Opening her debate, Ms Mackay said: “This is a relatively small bill, but its size does not reflect the depth of feeling it has provoked or the scale of change it will bring. 

“Abortion can be deeply polarising. I don’t expect or intend to change that – even across this Parliament, we will hold different views. But this Bill is not about the rights or wrongs of abortion. It is about the right and ability of patients to access care without running a gauntlet of disapproval and judgement.”

“Some don’t think there is a need for safe access zones. I whole-heartedly wish that were so. But too much testimony says otherwise.”

Reflecting on the terrible impact of the protests, Ms Mackay added: “Attending any unfamiliar medical procedure can be stressful – most of us worry about whether it will hurt, or whether something will go wrong. 
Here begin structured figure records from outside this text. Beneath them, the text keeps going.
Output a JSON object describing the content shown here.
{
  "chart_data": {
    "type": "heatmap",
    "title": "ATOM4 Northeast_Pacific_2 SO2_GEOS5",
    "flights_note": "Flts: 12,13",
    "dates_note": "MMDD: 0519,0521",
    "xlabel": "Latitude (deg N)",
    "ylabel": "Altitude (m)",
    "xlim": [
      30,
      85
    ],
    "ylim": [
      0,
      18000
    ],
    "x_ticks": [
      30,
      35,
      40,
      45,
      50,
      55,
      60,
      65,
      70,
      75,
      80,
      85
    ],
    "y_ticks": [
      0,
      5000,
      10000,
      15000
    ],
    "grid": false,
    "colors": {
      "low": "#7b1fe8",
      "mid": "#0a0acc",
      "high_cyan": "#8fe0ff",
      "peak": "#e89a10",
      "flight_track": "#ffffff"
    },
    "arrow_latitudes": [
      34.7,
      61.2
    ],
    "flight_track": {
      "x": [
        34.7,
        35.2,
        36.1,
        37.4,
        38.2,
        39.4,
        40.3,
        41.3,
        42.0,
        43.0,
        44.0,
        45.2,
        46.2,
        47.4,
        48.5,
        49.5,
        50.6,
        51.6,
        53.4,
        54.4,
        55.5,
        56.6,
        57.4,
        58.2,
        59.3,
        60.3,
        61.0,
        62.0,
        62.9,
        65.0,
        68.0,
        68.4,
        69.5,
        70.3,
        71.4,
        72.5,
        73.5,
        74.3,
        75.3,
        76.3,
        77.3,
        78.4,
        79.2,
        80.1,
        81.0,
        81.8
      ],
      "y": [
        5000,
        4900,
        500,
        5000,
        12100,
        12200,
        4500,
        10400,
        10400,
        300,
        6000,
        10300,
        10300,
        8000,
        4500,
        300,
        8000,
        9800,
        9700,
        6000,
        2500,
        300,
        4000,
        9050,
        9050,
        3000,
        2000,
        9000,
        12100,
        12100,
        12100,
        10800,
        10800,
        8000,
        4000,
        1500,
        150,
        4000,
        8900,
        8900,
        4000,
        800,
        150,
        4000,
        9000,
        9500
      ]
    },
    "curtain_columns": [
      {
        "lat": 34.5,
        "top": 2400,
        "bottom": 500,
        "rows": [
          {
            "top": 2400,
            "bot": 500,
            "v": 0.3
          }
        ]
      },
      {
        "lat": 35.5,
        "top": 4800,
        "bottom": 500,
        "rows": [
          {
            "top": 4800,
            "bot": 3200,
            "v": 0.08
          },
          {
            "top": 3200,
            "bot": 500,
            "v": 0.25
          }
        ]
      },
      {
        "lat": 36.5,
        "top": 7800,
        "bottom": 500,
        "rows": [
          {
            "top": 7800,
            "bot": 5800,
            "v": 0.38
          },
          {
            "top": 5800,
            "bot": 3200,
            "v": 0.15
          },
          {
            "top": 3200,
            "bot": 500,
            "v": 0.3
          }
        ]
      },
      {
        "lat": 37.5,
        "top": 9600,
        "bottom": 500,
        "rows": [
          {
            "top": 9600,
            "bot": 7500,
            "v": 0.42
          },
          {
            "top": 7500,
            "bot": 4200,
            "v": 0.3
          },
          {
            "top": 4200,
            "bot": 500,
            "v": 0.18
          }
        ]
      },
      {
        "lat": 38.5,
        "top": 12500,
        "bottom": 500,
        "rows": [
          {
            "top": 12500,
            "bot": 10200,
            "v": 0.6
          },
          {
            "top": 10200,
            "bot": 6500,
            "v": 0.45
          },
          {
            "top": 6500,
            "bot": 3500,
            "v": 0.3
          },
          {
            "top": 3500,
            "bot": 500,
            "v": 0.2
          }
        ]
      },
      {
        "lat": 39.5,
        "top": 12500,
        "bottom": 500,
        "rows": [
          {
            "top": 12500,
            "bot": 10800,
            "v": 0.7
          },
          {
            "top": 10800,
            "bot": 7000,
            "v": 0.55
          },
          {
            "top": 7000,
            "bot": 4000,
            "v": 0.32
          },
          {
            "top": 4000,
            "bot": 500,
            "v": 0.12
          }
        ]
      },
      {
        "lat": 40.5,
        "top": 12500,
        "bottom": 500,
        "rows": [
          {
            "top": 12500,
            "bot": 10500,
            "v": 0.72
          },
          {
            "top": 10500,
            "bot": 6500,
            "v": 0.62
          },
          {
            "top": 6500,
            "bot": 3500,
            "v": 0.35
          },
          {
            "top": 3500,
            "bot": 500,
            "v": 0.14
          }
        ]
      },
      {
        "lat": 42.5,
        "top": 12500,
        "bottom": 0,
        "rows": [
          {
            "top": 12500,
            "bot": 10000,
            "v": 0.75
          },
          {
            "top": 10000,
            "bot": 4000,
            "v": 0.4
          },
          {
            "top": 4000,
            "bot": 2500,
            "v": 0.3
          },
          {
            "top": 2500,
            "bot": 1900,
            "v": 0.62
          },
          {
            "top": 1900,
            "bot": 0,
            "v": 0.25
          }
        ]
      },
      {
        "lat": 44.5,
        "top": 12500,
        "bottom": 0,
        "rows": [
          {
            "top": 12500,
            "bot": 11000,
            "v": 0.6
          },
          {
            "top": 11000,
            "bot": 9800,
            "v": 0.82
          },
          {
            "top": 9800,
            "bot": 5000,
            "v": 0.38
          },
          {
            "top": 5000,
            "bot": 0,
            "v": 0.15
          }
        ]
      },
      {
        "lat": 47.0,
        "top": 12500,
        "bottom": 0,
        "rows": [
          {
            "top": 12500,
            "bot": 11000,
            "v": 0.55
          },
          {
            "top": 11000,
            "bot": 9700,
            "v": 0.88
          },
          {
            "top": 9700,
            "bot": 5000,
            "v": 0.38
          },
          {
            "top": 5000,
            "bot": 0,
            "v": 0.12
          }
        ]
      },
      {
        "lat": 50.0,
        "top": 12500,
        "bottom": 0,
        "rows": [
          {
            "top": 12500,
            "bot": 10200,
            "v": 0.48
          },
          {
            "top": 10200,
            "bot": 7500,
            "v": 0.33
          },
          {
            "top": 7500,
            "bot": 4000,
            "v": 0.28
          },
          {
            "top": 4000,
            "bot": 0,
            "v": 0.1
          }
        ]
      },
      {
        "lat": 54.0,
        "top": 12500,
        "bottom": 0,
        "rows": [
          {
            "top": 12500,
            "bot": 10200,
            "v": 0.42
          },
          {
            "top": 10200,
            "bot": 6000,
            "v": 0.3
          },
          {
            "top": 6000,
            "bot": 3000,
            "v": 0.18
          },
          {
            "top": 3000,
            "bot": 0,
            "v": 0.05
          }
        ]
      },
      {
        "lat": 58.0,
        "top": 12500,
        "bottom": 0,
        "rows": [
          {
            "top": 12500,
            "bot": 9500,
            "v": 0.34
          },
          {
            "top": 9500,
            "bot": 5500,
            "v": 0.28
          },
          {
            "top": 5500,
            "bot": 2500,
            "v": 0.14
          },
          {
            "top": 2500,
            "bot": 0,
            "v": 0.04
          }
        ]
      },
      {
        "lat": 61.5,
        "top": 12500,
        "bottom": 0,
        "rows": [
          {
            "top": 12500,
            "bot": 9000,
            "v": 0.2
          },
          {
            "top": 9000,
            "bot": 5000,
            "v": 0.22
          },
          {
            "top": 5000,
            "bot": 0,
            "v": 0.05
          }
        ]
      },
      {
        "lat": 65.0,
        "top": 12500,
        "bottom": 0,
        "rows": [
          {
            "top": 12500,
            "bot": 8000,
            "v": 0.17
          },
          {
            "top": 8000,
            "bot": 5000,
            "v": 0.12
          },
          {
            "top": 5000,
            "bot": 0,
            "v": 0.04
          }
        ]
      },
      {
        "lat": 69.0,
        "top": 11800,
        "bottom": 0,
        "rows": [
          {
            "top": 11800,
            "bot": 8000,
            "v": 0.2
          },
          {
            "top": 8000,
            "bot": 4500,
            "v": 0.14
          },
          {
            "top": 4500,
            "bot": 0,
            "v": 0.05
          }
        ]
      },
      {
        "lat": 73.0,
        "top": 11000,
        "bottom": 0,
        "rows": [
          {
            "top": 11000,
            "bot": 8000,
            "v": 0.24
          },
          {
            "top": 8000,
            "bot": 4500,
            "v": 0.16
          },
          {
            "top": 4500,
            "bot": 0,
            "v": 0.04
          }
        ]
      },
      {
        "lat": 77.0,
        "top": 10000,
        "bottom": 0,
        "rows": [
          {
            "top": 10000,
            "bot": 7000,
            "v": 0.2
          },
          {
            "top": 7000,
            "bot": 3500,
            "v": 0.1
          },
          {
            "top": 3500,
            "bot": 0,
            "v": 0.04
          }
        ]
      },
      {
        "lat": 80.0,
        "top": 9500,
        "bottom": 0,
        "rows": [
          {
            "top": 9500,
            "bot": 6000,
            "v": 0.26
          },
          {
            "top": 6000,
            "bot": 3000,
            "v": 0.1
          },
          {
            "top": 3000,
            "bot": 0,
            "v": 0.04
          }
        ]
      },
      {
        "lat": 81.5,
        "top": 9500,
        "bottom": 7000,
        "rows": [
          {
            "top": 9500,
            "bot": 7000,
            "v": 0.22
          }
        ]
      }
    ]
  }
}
“Is there anyone here who doesn’t think that would be more stressful, more frightening even, if you also had to worry that there might be people waiting outside to convince you not to go in? To perhaps call you names? Or to inaccurately suggest there might be consequences of that procedure you haven’t thought of, like cancer or infertility? 

“All this Bill does is try to prevent that for women seeking an abortion, and to ensure that they have the same dignity and privacy they would at every other medical procedure.

"That doesn’t mean Members should stop asking tough questions about the Bill. But I ask that Members take the opportunity to protect women at a time when many are already incredibly vulnerable, and all are, at the very least, making an enormously personal decision that should not be subject to unwanted comment from strangers.”